O crime na Praia dos Ossos
No dia 30 de dezembro de 1976, Ângela foi assassinada a tiros dentro de sua residência em Búzios pelo namorado da época, Raul Fernando do Amaral Street, conhecido como Doca Street, com quem mantinha um relacionamento conturbado e violento. Após o crime, Doca fugiu e foi julgado somente três anos depois. Durante o primeiro julgamento, em 1979, a defesa de Doca, chefiada pelo advogado e ex-ministro do STF Evandro Lins e Silva, se baseou na tese da “legítima defesa da honra”, argumentando que ele agiu movido por paixão e para proteger sua reputação. Esse discurso transformou Ângela em uma ré: ela foi rotulada de “mulher fatal”, “prostituta de luxo” e “ameaça à moral”. Doca foi condenado a apenas dois anos de prisão e deixou o tribunal no mesmo dia. A resposta social foi rápida, com movimentos feministas adotando a frase “Quem ama, não mata” e acampando em frente ao fórum de Cabo Frio (RJ), exigindo justiça. Em um novo julgamento, em 1981, Doca finalmente foi condenado a 15 anos por homicídio qualificado.
De símbolo a redescoberta
Nos anos seguintes, a trajetória de Ângela Diniz se tornou um marco na luta contra a violência de gênero e o silenciamento feminino. O caso inspirou o podcast “Praia dos Ossos” (Rádio Novelo, 2020), o filme “Ângela” (2023), com Ísis Valverde no elenco, e agora a minissérie da HBO Max. A nova produção busca humanizar a figura que foi reduzida a um estereótipo. O diretor Andrucha Waddington comentou em coletiva que a história precisava ser contada há 49 anos. Marjorie Estiano, que interpreta Ângela, revelou que o papel teve um impacto profundo em sua vida. “Interpretar Ângela foi um processo psicanalítico. Uma personagem que se permite o prazer é extremamente relevante na sociedade brasileira. Muitas vezes, sentimos culpa por desfrutar da vida, e Ângela se permitia isso. A beleza da vida está em vivê-la plenamente”, afirmou.

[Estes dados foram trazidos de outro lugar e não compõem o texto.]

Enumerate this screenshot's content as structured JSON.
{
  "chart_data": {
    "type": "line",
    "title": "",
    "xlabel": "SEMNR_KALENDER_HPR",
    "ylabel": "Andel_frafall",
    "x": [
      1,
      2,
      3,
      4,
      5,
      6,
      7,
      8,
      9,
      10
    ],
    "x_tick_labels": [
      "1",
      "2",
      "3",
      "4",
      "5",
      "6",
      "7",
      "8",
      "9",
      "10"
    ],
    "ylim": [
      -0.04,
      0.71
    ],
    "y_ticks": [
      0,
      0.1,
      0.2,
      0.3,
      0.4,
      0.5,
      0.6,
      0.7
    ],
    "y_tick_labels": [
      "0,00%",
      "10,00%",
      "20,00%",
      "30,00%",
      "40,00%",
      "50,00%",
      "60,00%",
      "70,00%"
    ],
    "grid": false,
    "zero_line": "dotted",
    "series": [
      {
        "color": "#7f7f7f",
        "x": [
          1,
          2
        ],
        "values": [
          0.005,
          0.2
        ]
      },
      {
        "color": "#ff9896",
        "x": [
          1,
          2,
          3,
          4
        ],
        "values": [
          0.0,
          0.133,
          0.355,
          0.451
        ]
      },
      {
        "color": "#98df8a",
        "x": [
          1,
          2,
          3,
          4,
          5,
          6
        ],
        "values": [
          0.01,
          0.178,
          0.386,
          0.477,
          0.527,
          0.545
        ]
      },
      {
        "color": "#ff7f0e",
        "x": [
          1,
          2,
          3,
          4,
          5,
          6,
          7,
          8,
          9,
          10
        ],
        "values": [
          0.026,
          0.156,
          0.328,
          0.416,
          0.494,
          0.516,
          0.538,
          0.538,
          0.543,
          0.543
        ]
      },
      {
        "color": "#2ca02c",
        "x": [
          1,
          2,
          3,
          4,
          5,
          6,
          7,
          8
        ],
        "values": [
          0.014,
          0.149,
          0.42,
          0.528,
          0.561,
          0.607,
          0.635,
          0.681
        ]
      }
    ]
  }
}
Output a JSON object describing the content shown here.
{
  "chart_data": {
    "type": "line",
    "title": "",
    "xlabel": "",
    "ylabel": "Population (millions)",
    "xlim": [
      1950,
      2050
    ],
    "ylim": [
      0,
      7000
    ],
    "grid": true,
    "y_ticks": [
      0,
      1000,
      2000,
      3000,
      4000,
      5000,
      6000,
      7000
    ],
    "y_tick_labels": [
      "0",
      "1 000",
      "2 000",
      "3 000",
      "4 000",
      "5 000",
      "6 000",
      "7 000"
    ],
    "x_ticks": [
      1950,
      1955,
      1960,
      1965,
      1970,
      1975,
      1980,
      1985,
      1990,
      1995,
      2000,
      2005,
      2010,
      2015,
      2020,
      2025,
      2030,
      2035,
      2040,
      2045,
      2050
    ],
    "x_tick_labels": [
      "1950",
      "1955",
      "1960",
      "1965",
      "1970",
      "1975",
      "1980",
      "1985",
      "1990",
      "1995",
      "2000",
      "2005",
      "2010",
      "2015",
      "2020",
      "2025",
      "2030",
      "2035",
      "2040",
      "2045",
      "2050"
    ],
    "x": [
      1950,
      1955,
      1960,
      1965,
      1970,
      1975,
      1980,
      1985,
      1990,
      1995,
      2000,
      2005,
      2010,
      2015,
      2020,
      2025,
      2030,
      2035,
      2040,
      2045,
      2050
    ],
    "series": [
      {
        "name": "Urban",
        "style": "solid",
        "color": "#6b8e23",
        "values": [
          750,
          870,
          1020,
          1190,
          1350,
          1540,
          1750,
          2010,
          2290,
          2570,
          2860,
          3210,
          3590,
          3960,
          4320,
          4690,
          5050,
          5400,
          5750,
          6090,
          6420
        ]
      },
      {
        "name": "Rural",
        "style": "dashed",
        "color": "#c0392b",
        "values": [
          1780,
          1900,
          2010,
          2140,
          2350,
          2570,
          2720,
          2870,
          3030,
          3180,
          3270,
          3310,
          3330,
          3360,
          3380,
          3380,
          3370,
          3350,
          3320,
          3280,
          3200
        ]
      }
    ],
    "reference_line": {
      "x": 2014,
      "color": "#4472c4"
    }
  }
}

Um retrato ainda necessário
Em 2023, o Supremo Tribunal Federal declarou a tese da “legítima defesa da honra” inconstitucional, encerrando oficialmente uma era de permissividade judicial. Contudo, os números permanecem alarmantes: apenas no primeiro semestre de 2025, o Mapa Nacional da Violência de Gênero registrou 718 feminicídios no Brasil.